The problem can be simplified significantly by assuming that all players and teams are expected to be league average talent-wise, and all deviances from league average in the past were due to randomness. This would be a very simple -- though likely incorrect -- prior probability distribution, which could give some insight into what can be expected from teams.

Sabermetricians like Phil Birnbaum and Tom Tango have done analyses for team winning percentages on this prior distribution.Using Bayes' theorem (a probability rule), one can find that expected true talent winning percentage based on the results from the beginning of the season for teams is approximately equal to (35 + Wins)/(70 + Wins + Losses).
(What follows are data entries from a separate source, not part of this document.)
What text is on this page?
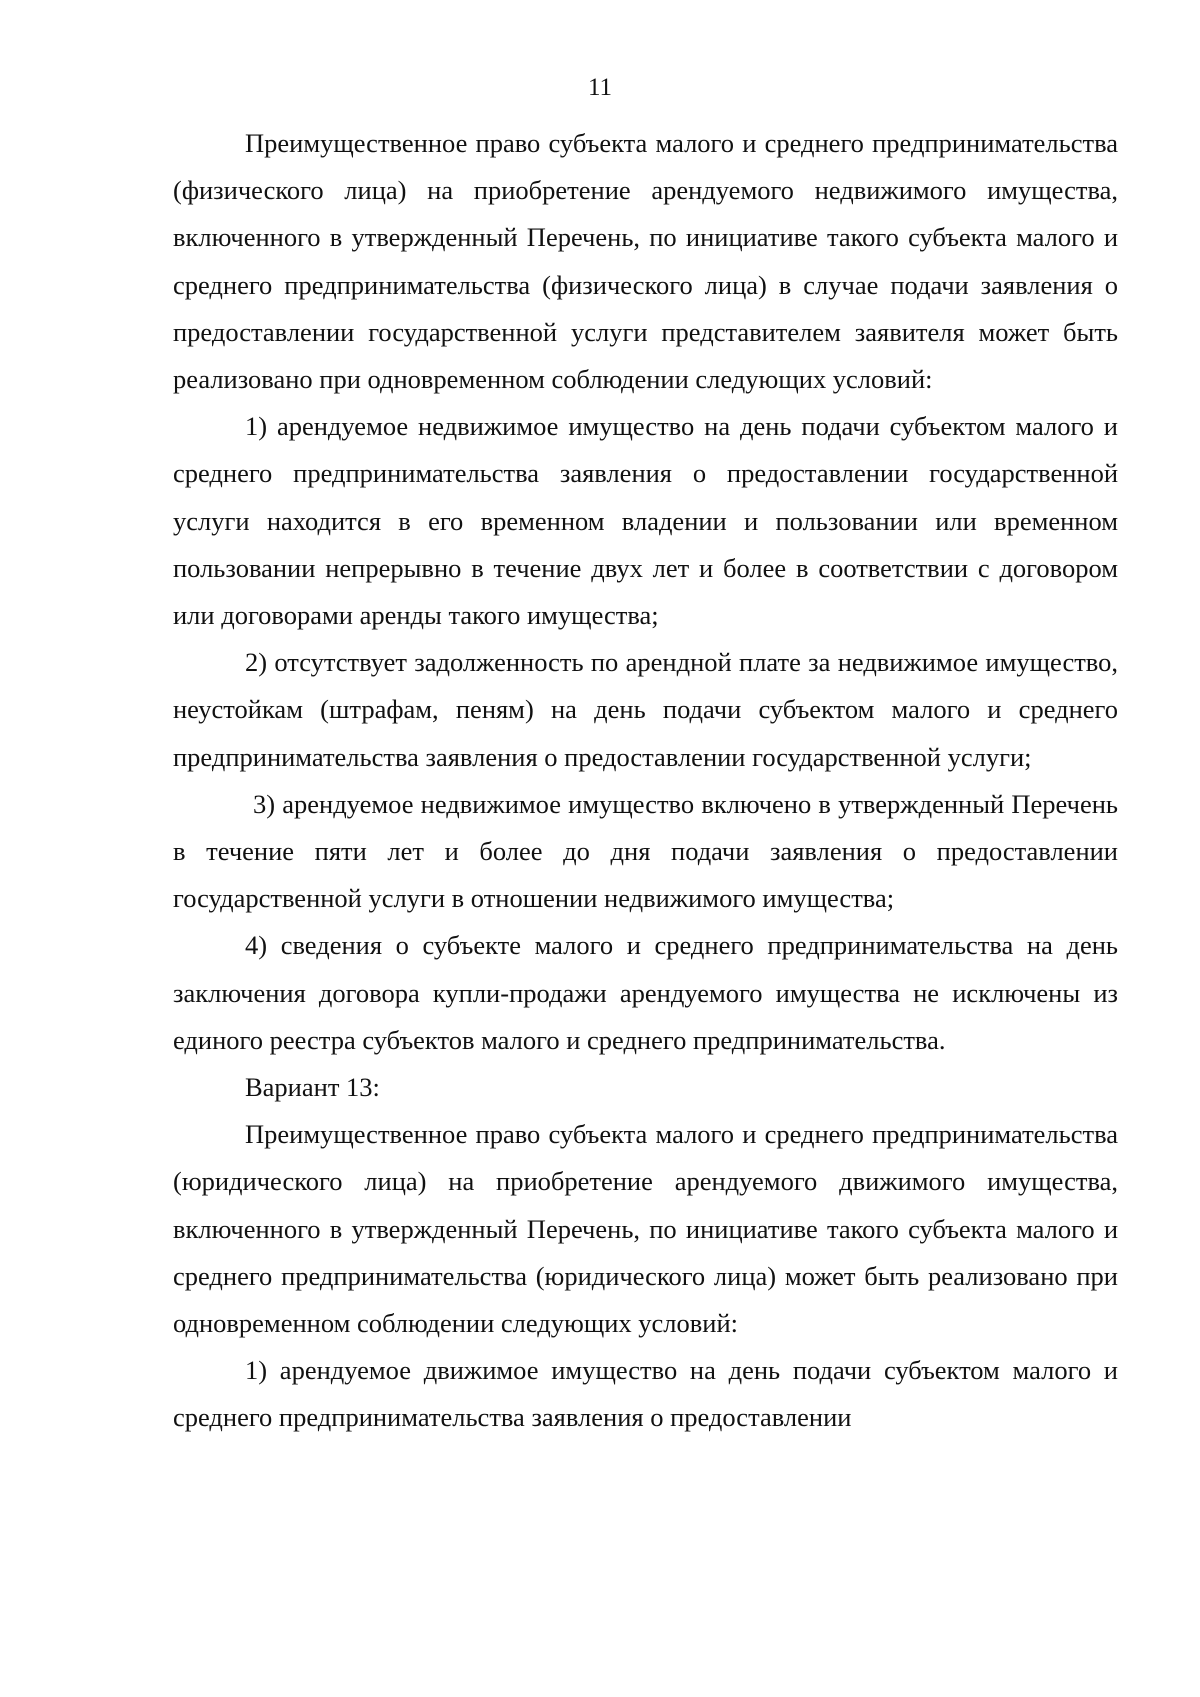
11

Преимущественное право субъекта малого и среднего предпринимательства (физического лица) на приобретение арендуемого недвижимого имущества, включенного в утвержденный Перечень, по инициативе такого субъекта малого и среднего предпринимательства (физического лица) в случае подачи заявления о предоставлении государственной услуги представителем заявителя может быть реализовано при одновременном соблюдении следующих условий:

1) арендуемое недвижимое имущество на день подачи субъектом малого и среднего предпринимательства заявления о предоставлении государственной услуги находится в его временном владении и пользовании или временном пользовании непрерывно в течение двух лет и более в соответствии с договором или договорами аренды такого имущества;

2) отсутствует задолженность по арендной плате за недвижимое имущество, неустойкам (штрафам, пеням) на день подачи субъектом малого и среднего предпринимательства заявления о предоставлении государственной услуги;

3) арендуемое недвижимое имущество включено в утвержденный Перечень в течение пяти лет и более до дня подачи заявления о предоставлении государственной услуги в отношении недвижимого имущества;

4) сведения о субъекте малого и среднего предпринимательства на день заключения договора купли-продажи арендуемого имущества не исключены из единого реестра субъектов малого и среднего предпринимательства.

Вариант 13:

Преимущественное право субъекта малого и среднего предпринимательства (юридического лица) на приобретение арендуемого движимого имущества, включенного в утвержденный Перечень, по инициативе такого субъекта малого и среднего предпринимательства (юридического лица) может быть реализовано при одновременном соблюдении следующих условий:

1) арендуемое движимое имущество на день подачи субъектом малого и среднего предпринимательства заявления о предоставлении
Basically, each team’s new expected talent level is a weighted average between their performance at the beginning of the year and a league average winning percentage (.500). Seventy games into the season, these two portions are weighted equally, meaning that after 70 games, a team is just about as likely to perform at the league average rate as they are to perform at their rate up to that point in the season.For less than 70 games, teams are more likely to perform at league average for the rest of the season, and for more than 70 games, teams are more likely to perform at their current winning percentage rate. These are estimates, so with total games close to 70, current performance and average performance are negligibly different.

However, this is an unlikely prior distribution.Most expect teams like the Dodgers and the Nationals will be dominant this year, and teams like the Braves and the Phillies will be weaker. Using the most advanced projection systems (like PECOTA or Steamer) for our prior probabilities, it is possible to better model the prior distribution. It is still the case that it takes around 70 games for the season performance to be a better indicator of future success than the prior distributions, but with improved models the two probabilities are likely closer to each other, assuming the changed prior distribution is better.

So, while it is certainly exciting that baseball is back, predictions should not be changing until about two months from now. In the meantime, just relax and watch some baseball.